The rules for malloc state the pointer you get may be aligned to the size of the element you are being allocated if that is smaller than the size of a pointer, or the alignment of a pointer, but that's it. So if you malloc(1) you can get a pointer where the 1s bit is significant. But if you malloc(87), you are probably going to get a pointer with the three low bits set to zero.
POSIX has aligned_alloc() which lets you specify an alignment bigger than 8, but it has to be a power of 2; you can't ever ask for an alignment of, say, 12 bytes.
I really am trying to not waste space; I don't want to use two 64-bit words to store a pointer plus my 16 bits of "useful" information; this means I'm storing 16 bytes for every 10 bytes of useful info, which is 60% overhead - this adds up in the large dataset I'm working with.

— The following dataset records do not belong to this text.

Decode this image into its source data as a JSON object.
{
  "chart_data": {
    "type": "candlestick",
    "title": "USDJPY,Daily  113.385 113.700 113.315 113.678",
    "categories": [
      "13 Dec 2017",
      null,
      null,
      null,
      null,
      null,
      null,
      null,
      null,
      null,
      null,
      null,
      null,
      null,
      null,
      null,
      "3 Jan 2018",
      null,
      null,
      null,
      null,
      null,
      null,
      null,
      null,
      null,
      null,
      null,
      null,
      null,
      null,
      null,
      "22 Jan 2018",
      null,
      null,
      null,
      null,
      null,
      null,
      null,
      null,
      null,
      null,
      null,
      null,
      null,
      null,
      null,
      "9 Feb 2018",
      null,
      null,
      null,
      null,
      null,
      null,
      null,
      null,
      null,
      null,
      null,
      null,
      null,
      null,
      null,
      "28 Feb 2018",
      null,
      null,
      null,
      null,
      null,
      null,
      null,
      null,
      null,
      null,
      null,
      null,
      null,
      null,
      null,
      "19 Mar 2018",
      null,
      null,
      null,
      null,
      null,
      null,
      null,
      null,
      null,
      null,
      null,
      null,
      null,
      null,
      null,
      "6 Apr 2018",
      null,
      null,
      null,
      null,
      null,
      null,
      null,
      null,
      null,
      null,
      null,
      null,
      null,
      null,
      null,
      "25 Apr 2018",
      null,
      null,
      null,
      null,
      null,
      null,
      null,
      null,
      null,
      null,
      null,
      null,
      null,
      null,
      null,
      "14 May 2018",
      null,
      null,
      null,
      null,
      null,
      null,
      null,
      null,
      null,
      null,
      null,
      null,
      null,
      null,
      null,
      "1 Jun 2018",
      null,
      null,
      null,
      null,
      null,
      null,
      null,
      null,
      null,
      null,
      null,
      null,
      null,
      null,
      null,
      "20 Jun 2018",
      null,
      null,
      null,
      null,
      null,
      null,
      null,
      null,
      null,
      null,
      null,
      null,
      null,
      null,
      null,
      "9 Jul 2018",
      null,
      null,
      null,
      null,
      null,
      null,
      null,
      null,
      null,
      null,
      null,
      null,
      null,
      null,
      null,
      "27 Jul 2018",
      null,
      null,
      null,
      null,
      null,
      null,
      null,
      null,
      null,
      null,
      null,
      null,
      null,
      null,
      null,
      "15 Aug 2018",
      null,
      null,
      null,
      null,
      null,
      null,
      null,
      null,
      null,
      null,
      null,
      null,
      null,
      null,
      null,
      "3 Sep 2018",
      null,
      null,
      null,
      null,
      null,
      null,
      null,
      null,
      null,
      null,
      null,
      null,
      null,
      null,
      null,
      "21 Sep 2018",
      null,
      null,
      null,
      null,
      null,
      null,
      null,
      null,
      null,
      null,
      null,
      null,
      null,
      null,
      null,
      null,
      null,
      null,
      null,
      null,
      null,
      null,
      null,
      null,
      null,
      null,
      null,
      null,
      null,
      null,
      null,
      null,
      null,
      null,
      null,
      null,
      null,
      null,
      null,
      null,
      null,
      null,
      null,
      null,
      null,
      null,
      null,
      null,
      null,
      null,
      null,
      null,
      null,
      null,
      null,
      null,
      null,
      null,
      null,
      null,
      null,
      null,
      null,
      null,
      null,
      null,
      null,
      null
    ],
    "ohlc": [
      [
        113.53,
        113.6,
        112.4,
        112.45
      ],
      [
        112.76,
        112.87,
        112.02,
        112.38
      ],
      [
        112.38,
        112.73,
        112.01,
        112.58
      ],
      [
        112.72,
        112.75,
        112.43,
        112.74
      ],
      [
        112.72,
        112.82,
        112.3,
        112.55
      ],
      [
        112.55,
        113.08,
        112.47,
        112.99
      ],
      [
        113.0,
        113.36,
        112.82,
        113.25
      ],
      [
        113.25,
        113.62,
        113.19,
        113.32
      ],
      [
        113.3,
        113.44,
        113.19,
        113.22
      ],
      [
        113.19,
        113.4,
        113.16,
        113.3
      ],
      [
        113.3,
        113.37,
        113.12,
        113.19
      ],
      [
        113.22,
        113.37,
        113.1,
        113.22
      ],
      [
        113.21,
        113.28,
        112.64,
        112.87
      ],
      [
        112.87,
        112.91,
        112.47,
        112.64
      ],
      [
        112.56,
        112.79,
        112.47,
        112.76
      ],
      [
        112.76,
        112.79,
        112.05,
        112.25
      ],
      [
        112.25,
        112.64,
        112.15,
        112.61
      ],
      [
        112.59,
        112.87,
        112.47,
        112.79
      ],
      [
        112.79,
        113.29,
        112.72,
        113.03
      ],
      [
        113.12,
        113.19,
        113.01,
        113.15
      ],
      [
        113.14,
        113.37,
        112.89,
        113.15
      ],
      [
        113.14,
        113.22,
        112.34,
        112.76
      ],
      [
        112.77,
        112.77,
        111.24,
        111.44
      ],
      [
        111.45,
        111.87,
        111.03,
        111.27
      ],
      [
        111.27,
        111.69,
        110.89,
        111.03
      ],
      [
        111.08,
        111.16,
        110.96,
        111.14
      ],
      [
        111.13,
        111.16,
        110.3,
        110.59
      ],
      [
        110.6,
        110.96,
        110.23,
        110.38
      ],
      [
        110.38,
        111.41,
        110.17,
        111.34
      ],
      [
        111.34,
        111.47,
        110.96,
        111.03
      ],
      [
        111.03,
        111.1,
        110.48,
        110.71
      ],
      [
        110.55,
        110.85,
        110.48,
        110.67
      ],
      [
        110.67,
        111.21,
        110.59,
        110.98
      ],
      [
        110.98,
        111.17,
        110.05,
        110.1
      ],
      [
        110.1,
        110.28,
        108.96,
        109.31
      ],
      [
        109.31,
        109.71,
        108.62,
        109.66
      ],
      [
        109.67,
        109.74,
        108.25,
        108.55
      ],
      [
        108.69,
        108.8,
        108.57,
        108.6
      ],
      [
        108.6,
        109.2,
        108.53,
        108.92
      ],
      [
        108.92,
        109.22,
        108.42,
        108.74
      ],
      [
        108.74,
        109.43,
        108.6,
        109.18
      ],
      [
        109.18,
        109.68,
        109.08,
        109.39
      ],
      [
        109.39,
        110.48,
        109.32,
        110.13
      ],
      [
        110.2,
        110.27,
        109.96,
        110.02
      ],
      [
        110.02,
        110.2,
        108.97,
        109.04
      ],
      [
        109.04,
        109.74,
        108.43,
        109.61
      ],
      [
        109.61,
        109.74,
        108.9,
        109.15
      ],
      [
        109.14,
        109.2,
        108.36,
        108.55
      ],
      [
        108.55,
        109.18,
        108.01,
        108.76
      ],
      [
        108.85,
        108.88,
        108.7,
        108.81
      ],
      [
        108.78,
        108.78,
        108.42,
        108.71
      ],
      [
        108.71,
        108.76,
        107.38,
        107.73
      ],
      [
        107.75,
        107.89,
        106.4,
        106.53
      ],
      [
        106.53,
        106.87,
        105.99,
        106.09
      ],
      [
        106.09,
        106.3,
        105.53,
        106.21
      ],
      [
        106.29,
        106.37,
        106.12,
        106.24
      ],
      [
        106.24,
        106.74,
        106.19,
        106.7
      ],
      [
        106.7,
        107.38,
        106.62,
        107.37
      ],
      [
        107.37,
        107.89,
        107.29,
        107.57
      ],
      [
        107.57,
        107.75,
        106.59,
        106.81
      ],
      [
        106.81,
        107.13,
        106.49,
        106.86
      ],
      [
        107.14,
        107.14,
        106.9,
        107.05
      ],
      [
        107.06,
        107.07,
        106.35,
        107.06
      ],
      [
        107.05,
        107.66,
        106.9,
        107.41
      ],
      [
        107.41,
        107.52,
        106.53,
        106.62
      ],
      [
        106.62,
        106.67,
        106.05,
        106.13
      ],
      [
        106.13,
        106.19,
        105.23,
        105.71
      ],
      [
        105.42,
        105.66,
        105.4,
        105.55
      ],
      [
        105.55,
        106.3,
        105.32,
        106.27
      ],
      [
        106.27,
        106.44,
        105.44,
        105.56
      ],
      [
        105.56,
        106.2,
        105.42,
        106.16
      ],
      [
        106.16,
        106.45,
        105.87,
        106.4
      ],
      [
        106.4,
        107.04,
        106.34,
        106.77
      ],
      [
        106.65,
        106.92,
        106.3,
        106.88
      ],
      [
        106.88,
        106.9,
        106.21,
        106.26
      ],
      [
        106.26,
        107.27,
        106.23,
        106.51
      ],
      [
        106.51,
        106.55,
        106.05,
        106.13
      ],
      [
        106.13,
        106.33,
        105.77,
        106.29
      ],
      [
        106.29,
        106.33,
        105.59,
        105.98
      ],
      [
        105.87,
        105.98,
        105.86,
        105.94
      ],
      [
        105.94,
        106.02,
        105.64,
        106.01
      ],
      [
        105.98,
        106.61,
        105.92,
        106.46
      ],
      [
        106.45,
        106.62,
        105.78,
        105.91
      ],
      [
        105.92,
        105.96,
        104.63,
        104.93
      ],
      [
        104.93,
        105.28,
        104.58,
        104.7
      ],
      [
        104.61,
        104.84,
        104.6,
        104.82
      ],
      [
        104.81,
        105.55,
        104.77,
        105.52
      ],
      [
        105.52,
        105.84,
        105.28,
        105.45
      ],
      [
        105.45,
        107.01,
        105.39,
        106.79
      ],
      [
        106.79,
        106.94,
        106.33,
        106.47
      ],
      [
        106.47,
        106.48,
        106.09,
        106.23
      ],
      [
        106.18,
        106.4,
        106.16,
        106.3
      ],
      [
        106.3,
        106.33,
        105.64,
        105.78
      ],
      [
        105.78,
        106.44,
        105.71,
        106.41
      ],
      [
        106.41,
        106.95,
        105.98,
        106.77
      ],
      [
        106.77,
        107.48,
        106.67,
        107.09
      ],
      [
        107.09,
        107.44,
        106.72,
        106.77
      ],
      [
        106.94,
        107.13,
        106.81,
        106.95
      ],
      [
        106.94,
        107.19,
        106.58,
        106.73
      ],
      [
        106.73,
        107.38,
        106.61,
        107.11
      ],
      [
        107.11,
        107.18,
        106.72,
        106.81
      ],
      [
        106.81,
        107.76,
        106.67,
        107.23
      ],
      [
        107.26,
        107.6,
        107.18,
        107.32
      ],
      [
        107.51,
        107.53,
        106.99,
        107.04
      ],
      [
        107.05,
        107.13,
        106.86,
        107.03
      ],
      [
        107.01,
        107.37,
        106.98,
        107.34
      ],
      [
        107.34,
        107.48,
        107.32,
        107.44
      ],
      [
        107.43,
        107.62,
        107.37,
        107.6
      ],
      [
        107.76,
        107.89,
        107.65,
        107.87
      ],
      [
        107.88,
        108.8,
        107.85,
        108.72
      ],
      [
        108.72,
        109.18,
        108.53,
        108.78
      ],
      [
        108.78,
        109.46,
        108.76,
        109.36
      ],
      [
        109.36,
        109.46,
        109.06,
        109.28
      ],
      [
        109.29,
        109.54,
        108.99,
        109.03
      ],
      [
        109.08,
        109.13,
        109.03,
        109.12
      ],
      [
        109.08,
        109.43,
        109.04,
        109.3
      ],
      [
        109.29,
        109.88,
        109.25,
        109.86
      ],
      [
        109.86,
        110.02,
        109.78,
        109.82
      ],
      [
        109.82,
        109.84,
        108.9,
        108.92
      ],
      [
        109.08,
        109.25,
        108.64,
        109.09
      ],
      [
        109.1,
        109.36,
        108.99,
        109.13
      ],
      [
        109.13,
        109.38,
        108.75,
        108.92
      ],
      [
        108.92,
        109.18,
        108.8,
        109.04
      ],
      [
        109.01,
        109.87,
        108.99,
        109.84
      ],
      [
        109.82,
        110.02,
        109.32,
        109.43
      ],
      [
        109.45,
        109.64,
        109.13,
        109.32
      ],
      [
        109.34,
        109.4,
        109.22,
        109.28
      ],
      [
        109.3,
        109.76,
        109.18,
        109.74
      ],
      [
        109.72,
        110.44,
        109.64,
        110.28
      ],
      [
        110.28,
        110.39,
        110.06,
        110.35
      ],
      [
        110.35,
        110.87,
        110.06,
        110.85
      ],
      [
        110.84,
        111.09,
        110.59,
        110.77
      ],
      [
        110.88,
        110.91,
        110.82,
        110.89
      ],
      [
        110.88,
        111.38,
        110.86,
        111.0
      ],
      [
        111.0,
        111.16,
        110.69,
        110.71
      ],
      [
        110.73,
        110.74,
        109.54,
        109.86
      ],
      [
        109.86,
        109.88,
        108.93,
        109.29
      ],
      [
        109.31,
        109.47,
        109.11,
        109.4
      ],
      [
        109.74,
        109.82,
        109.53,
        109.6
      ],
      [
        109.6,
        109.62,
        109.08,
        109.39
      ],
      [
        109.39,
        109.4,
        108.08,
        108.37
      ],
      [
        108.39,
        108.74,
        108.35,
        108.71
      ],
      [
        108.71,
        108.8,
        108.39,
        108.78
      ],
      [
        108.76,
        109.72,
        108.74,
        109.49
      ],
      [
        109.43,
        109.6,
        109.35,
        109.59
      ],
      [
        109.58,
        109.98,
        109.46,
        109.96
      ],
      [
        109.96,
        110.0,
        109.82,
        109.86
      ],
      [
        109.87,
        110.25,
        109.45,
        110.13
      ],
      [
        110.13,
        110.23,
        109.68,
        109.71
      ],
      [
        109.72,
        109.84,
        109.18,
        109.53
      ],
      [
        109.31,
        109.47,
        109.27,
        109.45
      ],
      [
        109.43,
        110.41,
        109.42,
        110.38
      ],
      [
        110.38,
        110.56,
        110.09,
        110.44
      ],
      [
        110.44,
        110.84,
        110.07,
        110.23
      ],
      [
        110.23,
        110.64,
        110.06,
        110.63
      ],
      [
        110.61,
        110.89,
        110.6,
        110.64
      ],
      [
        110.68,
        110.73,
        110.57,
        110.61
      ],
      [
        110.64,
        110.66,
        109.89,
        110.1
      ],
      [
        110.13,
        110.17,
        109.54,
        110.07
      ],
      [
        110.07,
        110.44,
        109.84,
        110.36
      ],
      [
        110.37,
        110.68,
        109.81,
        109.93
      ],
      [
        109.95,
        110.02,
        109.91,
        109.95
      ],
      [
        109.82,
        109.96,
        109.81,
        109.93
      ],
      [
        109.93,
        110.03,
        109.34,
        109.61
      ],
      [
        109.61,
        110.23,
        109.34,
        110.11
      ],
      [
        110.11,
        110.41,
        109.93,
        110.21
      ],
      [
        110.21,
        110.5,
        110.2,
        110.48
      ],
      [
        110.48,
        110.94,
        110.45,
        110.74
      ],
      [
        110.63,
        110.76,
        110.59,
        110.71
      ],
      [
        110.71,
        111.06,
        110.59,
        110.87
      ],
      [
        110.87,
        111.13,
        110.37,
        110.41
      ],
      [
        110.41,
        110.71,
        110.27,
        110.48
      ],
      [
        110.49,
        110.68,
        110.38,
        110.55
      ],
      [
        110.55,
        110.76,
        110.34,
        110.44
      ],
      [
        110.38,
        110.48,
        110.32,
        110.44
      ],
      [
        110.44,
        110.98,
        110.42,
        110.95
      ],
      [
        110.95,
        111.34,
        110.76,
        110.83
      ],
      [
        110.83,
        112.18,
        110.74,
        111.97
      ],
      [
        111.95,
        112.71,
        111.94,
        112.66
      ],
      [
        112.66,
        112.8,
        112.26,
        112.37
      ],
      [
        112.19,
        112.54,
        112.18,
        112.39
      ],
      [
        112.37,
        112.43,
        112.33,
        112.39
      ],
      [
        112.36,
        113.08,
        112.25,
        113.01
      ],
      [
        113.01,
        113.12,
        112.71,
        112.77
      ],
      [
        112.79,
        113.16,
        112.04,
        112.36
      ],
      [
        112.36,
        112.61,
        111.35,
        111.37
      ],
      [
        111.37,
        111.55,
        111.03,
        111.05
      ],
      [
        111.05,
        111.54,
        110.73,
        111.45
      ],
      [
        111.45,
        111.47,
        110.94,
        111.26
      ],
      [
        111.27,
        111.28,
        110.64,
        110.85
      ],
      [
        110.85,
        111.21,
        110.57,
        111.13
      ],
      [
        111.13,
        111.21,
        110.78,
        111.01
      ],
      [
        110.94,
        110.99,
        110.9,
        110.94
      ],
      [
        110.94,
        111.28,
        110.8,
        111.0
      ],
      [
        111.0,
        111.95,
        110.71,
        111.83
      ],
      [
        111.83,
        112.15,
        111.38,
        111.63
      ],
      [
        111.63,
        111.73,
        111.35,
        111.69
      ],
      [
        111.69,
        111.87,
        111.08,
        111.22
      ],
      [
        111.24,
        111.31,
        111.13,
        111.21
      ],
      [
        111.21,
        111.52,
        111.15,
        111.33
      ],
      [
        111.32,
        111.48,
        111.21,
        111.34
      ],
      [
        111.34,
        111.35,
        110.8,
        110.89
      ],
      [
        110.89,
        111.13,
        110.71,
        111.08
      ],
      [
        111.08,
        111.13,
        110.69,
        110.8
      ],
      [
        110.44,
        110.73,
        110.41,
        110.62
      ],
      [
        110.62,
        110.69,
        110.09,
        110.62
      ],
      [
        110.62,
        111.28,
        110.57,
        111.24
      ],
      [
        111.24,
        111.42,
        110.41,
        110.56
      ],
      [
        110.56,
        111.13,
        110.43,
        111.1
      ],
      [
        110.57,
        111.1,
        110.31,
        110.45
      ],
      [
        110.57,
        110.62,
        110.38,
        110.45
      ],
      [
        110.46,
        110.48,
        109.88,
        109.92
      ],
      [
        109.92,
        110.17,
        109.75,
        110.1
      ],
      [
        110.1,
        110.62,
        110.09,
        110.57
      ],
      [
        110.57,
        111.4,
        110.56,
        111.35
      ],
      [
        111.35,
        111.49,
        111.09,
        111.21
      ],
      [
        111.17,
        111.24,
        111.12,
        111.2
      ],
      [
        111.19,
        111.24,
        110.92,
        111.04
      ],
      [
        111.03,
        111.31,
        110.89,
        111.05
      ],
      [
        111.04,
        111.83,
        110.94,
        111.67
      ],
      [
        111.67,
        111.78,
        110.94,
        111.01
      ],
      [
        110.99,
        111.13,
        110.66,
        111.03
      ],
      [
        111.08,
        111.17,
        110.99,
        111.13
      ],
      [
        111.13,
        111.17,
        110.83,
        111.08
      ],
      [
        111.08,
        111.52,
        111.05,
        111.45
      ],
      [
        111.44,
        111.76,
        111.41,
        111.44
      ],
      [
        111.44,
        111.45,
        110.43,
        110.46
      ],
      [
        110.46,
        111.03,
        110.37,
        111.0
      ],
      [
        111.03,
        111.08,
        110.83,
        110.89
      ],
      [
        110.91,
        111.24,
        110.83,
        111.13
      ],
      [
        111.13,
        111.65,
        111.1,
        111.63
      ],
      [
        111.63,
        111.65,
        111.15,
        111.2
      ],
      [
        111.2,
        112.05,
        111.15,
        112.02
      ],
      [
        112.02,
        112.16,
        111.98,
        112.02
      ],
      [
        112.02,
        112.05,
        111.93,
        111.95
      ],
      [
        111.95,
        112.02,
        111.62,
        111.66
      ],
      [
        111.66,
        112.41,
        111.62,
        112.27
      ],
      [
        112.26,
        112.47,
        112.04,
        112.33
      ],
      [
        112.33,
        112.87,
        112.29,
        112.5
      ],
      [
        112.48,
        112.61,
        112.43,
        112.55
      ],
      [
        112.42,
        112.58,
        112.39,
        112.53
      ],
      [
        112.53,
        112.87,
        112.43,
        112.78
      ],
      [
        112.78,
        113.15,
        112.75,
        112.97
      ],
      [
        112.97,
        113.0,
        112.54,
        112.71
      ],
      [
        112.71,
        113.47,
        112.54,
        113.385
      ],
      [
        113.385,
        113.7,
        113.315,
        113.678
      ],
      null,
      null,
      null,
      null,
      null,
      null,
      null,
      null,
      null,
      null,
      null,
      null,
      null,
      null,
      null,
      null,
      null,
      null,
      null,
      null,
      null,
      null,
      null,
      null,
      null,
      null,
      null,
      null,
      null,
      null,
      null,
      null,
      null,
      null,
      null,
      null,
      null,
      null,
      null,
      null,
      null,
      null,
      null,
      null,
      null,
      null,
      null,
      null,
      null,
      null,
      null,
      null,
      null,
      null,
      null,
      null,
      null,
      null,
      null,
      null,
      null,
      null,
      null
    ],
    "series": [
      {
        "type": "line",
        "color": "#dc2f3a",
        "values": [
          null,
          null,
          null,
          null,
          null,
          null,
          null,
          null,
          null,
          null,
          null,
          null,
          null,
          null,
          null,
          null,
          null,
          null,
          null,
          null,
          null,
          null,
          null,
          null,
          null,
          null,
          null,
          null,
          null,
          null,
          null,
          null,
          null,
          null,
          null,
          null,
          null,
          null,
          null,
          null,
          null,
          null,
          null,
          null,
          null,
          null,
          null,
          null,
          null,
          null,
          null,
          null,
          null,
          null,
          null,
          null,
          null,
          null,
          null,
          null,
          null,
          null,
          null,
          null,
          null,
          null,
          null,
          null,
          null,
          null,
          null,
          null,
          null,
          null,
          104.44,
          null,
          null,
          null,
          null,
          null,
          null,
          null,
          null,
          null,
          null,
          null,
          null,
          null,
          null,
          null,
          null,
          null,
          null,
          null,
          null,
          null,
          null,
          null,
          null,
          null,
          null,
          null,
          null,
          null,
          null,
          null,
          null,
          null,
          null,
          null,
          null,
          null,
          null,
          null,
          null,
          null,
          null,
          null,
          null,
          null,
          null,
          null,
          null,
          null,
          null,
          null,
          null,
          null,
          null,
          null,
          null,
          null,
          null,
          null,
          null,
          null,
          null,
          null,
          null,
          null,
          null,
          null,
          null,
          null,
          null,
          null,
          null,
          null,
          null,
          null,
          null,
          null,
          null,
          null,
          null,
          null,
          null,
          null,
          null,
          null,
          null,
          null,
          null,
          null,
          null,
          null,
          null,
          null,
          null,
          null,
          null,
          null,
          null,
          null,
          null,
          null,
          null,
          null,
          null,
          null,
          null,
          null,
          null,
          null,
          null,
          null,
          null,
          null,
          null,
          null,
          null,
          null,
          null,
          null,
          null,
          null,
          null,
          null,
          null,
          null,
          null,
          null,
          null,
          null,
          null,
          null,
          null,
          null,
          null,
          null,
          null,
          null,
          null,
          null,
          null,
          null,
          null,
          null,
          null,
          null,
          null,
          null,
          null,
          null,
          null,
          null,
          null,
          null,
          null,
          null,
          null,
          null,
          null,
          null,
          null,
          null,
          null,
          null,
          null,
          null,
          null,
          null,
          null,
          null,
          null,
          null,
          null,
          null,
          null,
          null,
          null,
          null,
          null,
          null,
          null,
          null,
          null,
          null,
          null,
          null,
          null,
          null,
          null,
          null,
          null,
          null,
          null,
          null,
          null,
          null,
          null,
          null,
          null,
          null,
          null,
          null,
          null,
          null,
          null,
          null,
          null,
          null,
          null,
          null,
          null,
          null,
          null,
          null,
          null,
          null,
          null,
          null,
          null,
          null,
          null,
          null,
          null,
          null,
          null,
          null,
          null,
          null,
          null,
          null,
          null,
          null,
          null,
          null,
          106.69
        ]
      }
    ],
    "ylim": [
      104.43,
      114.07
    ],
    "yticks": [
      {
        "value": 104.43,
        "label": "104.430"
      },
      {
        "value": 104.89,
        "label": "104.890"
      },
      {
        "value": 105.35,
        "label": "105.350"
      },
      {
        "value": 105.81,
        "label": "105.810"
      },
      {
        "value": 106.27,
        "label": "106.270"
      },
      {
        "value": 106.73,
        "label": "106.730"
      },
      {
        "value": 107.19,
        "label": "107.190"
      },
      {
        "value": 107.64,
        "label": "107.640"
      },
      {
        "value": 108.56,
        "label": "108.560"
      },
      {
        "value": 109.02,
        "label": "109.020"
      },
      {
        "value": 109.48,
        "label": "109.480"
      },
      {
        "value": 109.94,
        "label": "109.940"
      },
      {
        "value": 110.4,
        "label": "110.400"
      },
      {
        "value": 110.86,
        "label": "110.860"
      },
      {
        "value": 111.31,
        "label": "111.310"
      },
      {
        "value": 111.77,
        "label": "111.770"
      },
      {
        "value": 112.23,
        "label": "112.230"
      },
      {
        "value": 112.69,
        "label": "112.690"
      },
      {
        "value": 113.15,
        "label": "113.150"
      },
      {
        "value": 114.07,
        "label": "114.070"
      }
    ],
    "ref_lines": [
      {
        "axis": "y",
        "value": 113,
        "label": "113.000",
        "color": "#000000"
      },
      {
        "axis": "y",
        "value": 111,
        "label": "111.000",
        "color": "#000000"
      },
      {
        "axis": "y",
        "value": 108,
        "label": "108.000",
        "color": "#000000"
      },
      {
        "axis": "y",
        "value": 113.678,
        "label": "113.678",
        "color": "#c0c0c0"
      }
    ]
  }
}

So if I can demonstrate the difference between two malloc() in a single program instance is less than 2^48 (technically 2^55, since I can aligned_alloc() on 128 bytes and not have to worry about the low 7 bits of the pointers), then I can use an arbitrary malloc() as a "base address" and then every other pointer I can treat as an offset from that base address - allowing me to use 6 bytes for the pointer and reduce my memory requirements by 60%.
I could
manually create a base address and create my own indirection table, but again because of large data sets I'd rather not do that because of the performance hits associated with too many indirections in likely different areas of memory which will not be cache-local.